Sets the standard deviation for input weights.

Trainable parameters

Input weight matrix

CPtr<CDnnBlob> GetInputWeightsData() const;

The weight matrix of the FC_input from the formula.

It has the following shape:

  • BatchLength * BatchWidth * ListSize is equal to GetHiddenSize().
  • Height * Width * Depth * Channels is equal to the product of the same dimensions of the input.

Input free terms

CPtr<CDnnBlob> GetInputFreeTermData() const

The free terms of the FC_input. It's represented by a blob of the total size GetHiddenSize().

Recurrent weight matrix

CPtr<CDnnBlob> GetRecurWeightsData() const;

The weight matrix of the FC_recur from the formula.

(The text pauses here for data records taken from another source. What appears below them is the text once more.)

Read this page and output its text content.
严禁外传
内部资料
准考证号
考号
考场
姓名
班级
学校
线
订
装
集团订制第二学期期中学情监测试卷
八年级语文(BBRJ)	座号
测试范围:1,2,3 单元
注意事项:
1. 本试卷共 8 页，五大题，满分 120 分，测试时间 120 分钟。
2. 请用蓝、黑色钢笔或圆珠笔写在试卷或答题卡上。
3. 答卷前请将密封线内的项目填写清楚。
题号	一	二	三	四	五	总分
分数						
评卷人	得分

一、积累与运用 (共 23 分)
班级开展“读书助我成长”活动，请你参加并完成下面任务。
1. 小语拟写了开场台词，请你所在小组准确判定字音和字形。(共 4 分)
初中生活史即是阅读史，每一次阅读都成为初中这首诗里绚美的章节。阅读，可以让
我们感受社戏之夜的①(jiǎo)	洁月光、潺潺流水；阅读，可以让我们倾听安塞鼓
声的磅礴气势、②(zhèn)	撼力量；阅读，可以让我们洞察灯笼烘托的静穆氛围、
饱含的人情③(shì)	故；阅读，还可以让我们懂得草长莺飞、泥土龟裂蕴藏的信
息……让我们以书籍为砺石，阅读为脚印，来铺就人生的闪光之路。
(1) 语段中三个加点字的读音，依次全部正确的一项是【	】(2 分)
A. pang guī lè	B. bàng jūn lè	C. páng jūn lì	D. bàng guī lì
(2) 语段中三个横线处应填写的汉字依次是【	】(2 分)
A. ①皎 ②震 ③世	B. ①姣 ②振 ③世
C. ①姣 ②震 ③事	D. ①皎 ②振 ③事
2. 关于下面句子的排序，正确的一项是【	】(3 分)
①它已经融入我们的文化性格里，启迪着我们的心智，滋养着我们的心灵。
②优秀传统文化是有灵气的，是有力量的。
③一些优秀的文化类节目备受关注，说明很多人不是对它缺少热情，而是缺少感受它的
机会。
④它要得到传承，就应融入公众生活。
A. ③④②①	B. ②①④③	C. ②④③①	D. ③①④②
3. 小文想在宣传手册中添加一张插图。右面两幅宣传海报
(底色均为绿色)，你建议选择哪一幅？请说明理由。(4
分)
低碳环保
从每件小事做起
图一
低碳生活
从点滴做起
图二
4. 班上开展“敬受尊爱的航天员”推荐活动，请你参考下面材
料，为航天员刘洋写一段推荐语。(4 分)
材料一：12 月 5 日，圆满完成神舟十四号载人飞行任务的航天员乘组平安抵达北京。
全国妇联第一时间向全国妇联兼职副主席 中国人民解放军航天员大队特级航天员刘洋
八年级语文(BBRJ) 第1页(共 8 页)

It has the following shape:

  • BatchLength * BatchWidth * ListSize is equal to GetHiddenSize()
  • Height * Width * Depth * Channels is equal to GetHiddenSize()

Recurrent free terms

CPtr<CDnnBlob> GetRecurrentFreeTermData() const

The free terms of the FC_recur. It's represented by a blob of the total size GetHiddenSize().

Inputs

The single input of this layer accepts the set of vector sequences of the following shape:

  • BatchLength - the length of one vector sequence.
  • BatchWidth * ListSize - the number of vector sequences in the input set.
  • Height * Width * Depth * Channels - the size of each vector in the sequence.

Outputs

The single output returns a blob of the following size:

  • BatchLength, BatchWidth, and ListSize are equal to the same sizes of the first input.
  • Height, Width, and Depth equal 1.
  • Channels equals GetHiddenSize().